– The inception of the TxVSN has demonstrated the popularity of online learning in Texas; since it went operational in 2009, enrollment has expanded from just over 250 to comfortably over 8,000 students.
– Texas still trails behind true leaders in this arena, like Florida, which as of 2007, had 130,000 students enrolled in their virtual school program.
– Texas is facing a budget problem in public education. Online students can be funded for up to $3,000 dollars less than brick-and-mortar students.
– Approval for a student to take courses in the TxVSN requires multiple approvals from both their own district and the provider district.
– There are very few full-time students in the TxVSN, and those that are must have been in Texas public schools the year previous.

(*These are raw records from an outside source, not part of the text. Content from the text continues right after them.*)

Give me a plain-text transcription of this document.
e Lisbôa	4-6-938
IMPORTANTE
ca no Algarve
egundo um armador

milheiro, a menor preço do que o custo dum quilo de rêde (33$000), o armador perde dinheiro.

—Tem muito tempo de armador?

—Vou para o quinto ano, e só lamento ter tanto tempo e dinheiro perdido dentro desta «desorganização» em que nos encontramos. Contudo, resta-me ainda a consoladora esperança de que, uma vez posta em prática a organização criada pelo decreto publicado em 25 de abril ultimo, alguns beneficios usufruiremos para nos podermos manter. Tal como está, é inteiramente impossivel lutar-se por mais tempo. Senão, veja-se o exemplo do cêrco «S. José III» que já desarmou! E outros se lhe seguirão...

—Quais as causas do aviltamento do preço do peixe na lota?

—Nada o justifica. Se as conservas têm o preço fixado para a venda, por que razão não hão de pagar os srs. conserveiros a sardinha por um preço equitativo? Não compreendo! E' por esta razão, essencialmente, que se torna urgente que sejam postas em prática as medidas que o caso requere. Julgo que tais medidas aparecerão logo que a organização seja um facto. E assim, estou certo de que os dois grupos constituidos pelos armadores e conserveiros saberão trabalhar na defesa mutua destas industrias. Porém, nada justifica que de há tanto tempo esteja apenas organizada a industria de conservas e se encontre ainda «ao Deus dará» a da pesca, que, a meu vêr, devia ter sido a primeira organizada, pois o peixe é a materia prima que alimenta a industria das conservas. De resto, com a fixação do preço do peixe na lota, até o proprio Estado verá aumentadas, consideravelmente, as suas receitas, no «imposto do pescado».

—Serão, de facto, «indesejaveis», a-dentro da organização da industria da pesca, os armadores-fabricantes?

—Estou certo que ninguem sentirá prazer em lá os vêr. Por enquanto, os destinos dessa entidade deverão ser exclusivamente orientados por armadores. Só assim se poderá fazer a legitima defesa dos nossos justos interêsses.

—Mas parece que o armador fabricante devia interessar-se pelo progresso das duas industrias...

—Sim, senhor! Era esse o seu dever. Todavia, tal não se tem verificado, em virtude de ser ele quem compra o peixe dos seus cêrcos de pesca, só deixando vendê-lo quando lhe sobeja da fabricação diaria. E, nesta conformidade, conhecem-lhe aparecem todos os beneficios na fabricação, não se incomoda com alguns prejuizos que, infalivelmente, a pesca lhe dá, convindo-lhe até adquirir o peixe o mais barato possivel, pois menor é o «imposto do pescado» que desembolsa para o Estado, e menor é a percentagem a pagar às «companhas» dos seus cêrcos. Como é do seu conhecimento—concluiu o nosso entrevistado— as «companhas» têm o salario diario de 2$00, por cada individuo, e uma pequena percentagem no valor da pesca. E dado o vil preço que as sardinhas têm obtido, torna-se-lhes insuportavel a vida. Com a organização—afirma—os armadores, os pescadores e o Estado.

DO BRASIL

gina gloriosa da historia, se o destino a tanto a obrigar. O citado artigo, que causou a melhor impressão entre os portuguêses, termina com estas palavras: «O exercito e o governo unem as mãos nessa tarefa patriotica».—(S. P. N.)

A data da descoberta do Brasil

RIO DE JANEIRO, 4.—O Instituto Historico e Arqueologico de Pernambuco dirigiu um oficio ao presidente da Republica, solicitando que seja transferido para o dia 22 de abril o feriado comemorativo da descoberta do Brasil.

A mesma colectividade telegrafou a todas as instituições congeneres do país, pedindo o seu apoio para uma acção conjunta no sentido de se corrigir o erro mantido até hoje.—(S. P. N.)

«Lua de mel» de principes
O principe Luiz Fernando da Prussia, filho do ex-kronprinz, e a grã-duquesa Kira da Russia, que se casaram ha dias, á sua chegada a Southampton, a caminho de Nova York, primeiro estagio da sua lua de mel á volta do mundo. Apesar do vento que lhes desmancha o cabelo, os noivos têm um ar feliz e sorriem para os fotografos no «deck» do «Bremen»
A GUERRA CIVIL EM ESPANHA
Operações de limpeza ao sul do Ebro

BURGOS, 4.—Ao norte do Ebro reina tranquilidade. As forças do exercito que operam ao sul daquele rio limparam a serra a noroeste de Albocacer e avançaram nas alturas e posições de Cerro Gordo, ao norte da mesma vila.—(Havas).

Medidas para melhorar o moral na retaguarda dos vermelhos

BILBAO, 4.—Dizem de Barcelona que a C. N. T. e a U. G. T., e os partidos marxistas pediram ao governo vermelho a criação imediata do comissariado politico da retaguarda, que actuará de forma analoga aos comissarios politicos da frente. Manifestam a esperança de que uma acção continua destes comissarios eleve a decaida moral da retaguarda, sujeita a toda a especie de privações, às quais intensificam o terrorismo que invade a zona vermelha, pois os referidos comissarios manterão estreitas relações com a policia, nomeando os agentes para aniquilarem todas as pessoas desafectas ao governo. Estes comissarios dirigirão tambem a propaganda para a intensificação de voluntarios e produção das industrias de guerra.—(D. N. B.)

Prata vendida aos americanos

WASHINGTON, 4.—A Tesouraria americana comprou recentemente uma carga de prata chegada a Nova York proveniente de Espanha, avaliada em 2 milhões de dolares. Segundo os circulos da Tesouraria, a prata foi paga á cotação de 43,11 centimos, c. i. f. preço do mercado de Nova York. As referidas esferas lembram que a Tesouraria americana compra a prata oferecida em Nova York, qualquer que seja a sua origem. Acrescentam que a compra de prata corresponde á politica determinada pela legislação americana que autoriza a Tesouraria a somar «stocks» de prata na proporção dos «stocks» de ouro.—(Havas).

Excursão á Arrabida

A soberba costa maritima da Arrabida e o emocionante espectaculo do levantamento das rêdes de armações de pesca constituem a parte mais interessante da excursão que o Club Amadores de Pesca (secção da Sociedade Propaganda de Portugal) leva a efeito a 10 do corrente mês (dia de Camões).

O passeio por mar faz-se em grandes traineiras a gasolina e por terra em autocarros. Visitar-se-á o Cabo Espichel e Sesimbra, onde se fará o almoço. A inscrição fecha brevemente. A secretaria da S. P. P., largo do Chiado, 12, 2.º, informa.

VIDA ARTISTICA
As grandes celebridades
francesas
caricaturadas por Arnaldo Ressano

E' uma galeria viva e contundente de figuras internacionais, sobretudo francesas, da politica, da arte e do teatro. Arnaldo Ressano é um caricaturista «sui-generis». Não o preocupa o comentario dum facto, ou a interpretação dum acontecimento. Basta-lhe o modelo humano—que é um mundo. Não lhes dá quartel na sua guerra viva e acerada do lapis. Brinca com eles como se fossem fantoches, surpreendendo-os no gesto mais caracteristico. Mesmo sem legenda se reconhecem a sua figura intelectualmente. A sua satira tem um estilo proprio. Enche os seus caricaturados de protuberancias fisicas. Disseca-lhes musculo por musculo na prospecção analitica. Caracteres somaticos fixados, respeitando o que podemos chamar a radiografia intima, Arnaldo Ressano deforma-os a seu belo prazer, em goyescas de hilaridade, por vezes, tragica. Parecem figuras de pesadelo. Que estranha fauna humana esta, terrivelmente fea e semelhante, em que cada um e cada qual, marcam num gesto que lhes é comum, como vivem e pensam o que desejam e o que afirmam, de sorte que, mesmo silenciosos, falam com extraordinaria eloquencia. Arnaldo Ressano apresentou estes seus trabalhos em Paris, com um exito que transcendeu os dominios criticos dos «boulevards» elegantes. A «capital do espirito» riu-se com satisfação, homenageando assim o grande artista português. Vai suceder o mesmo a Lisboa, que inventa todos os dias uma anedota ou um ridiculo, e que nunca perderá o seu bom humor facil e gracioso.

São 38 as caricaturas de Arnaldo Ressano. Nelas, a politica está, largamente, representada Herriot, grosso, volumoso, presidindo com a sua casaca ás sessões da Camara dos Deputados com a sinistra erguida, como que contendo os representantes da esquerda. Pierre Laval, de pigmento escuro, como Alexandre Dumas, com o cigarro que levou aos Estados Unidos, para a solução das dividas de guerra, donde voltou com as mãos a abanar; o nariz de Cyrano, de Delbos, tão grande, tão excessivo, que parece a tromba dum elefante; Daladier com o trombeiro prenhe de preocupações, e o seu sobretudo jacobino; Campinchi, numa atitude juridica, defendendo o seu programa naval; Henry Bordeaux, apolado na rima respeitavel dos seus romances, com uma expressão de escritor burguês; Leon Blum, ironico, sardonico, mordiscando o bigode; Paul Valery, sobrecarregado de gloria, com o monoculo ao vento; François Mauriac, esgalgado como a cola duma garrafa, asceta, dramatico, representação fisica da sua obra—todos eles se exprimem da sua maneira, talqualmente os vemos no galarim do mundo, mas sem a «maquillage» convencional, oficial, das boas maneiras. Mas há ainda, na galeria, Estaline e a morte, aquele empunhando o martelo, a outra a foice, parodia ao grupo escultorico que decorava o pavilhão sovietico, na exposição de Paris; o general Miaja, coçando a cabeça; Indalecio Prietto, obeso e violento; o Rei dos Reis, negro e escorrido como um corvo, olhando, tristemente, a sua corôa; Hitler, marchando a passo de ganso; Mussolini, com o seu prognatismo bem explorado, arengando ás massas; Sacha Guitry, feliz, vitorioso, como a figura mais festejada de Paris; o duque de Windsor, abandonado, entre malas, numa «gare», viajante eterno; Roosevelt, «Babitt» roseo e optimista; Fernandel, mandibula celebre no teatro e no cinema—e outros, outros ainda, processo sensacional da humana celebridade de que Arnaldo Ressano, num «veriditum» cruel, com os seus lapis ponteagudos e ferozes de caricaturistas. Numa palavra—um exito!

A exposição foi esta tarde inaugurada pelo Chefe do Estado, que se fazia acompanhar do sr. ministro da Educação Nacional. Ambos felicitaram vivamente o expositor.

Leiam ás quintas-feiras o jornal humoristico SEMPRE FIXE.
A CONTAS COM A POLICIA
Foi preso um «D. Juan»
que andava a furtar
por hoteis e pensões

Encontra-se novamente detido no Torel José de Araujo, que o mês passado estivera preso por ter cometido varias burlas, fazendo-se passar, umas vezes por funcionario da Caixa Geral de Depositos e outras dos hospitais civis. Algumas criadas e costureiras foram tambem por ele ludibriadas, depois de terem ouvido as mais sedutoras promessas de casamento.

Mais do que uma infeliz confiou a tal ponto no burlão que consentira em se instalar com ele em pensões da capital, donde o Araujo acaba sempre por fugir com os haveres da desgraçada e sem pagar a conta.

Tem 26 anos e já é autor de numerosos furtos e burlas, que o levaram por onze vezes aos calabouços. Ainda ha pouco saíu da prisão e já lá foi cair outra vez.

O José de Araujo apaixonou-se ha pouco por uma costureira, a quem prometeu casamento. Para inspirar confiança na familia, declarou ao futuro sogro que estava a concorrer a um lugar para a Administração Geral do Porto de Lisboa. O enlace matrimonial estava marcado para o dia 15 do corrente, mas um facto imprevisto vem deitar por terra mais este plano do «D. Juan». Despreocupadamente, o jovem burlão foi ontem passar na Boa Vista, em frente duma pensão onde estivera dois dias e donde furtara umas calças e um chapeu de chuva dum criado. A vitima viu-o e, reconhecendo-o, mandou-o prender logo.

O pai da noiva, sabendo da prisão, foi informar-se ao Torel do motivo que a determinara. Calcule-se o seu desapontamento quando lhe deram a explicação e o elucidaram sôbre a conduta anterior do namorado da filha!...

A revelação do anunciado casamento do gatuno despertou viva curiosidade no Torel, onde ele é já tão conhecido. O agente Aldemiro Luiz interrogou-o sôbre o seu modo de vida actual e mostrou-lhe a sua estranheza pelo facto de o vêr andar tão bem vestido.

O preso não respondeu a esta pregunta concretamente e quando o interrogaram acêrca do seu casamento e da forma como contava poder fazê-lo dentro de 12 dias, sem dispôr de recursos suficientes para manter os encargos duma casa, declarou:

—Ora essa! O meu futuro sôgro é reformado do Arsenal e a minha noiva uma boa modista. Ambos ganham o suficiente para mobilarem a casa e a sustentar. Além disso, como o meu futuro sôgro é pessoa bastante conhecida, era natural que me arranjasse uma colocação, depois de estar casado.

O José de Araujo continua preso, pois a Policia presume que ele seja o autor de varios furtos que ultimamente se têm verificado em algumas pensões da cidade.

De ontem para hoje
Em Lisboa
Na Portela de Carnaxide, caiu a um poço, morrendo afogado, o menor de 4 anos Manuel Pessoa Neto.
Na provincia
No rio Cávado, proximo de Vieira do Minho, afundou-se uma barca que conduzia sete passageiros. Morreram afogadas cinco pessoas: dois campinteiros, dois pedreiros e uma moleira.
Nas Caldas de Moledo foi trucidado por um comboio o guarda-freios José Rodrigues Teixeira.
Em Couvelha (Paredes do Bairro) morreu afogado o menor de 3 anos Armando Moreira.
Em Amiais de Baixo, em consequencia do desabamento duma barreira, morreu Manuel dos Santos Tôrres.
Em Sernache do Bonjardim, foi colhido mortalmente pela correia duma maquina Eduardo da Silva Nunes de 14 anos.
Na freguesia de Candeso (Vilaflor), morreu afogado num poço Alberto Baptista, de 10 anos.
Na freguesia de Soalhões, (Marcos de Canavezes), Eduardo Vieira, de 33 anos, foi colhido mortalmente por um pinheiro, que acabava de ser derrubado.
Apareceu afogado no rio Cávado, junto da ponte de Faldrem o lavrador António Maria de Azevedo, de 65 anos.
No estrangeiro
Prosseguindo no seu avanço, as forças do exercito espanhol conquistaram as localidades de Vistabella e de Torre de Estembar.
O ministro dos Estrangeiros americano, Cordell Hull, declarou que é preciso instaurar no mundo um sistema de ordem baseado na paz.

– Virtual education in Texas is funded through an allotment in the budget, rather than being a part of the mainstream funding formula.
Change the funding structure in Texas virtual education so that monies flow directly through the finance formula, rather than from a set aside allotment. This would allow students to pursue virtual education in Texas more freely.

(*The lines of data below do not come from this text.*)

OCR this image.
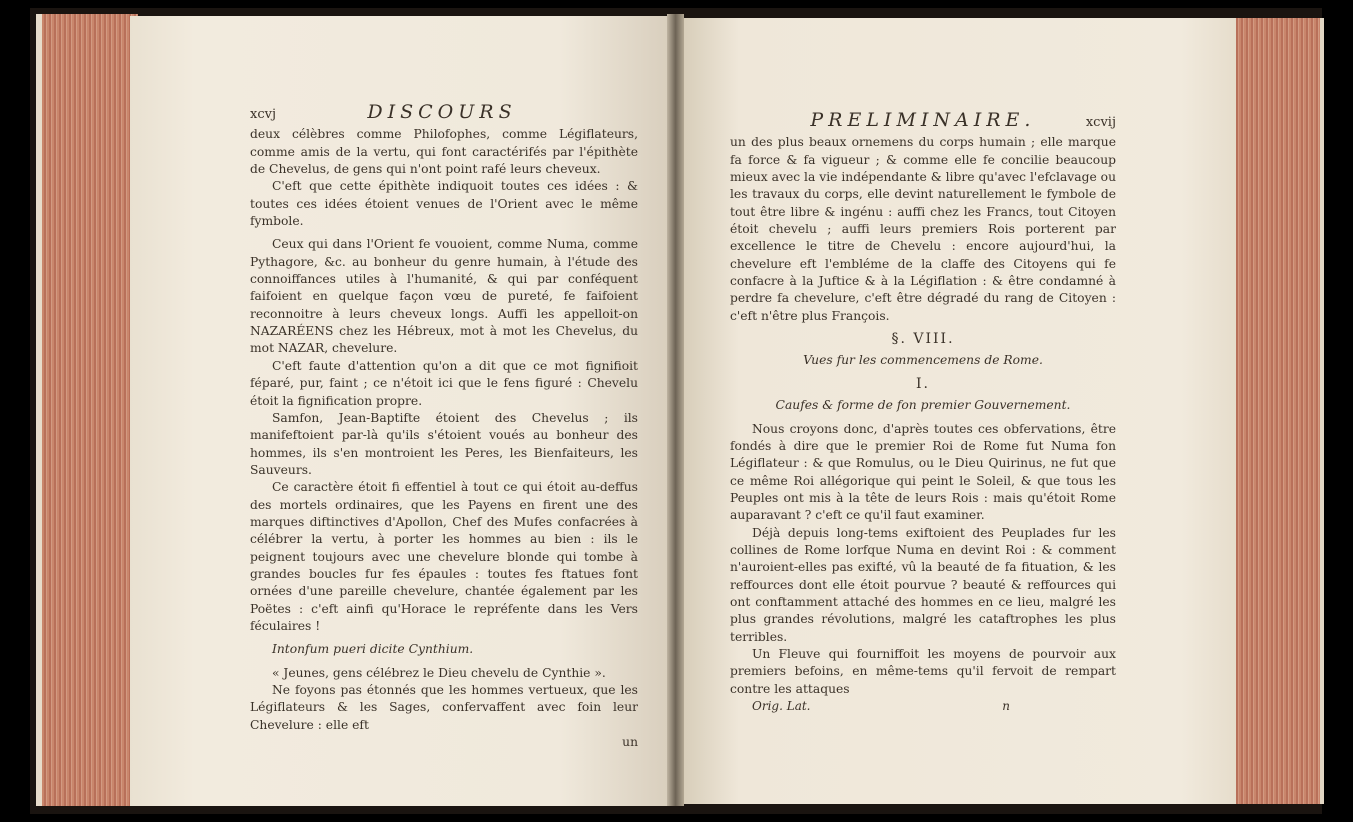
xcvj	DISCOURS

deux célèbres comme Philofophes, comme Légiflateurs, comme amis de la vertu, qui font caractérifés par l'épithète de Chevelus, de gens qui n'ont point rafé leurs cheveux.

C'eft que cette épithète indiquoit toutes ces idées : & toutes ces idées étoient venues de l'Orient avec le même fymbole.

Ceux qui dans l'Orient fe vouoient, comme Numa, comme Pythagore, &c. au bonheur du genre humain, à l'étude des connoiffances utiles à l'humanité, & qui par conféquent faifoient en quelque façon vœu de pureté, fe faifoient reconnoitre à leurs cheveux longs. Auffi les appelloit-on NAZARÉENS chez les Hébreux, mot à mot les Chevelus, du mot NAZAR, chevelure.

C'eft faute d'attention qu'on a dit que ce mot fignifioit féparé, pur, faint ; ce n'étoit ici que le fens figuré : Chevelu étoit la fignification propre.

Samfon, Jean-Baptifte étoient des Chevelus ; ils manifeftoient par-là qu'ils s'étoient voués au bonheur des hommes, ils s'en montroient les Peres, les Bienfaiteurs, les Sauveurs.

Ce caractère étoit fi effentiel à tout ce qui étoit au-deffus des mortels ordinaires, que les Payens en firent une des marques diftinctives d'Apollon, Chef des Mufes confacrées à célébrer la vertu, à porter les hommes au bien : ils le peignent toujours avec une chevelure blonde qui tombe à grandes boucles fur fes épaules : toutes fes ftatues font ornées d'une pareille chevelure, chantée également par les Poëtes : c'eft ainfi qu'Horace le repréfente dans les Vers féculaires !

Intonfum pueri dicite Cynthium.

« Jeunes, gens célébrez le Dieu chevelu de Cynthie ».

Ne foyons pas étonnés que les hommes vertueux, que les Légiflateurs & les Sages, confervaffent avec foin leur Chevelure : elle eft

un
PRELIMINAIRE.	xcvij

un des plus beaux ornemens du corps humain ; elle marque fa force & fa vigueur ; & comme elle fe concilie beaucoup mieux avec la vie indépendante & libre qu'avec l'efclavage ou les travaux du corps, elle devint naturellement le fymbole de tout être libre & ingénu : auffi chez les Francs, tout Citoyen étoit chevelu ; auffi leurs premiers Rois porterent par excellence le titre de Chevelu : encore aujourd'hui, la chevelure eft l'embléme de la claffe des Citoyens qui fe confacre à la Juftice & à la Légiflation : & être condamné à perdre fa chevelure, c'eft être dégradé du rang de Citoyen : c'eft n'être plus François.

§. VIII.

Vues fur les commencemens de Rome.

I.

Caufes & forme de fon premier Gouvernement.

Nous croyons donc, d'après toutes ces obfervations, être fondés à dire que le premier Roi de Rome fut Numa fon Légiflateur : & que Romulus, ou le Dieu Quirinus, ne fut que ce même Roi allégorique qui peint le Soleil, & que tous les Peuples ont mis à la tête de leurs Rois : mais qu'étoit Rome auparavant ? c'eft ce qu'il faut examiner.

Déjà depuis long-tems exiftoient des Peuplades fur les collines de Rome lorfque Numa en devint Roi : & comment n'auroient-elles pas exifté, vû la beauté de fa fituation, & les reffources dont elle étoit pourvue ? beauté & reffources qui ont conftamment attaché des hommes en ce lieu, malgré les plus grandes révolutions, malgré les cataftrophes les plus terribles.

Un Fleuve qui fourniffoit les moyens de pourvoir aux premiers befoins, en même-tems qu'il fervoit de rempart contre les attaques

Orig. Lat.	n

Remove cumbersome restrictions on school districts’ budgets that tell them how to spend their money, breakingdown barriers to expansion of blended learning and technology in the classroom.
Encourage the use of blended learning as a teaching tool in Texas classrooms.
Allow public school districts to run their own virtual education shops, rather than running through the red tape of the virtual school network process.
Allow greater freedom for private providers of virtual education than is currently available in the state’s virtual learning law.
Allow more flexibility for private and home-schooled students to take place in publicly provided virtual education in Texas.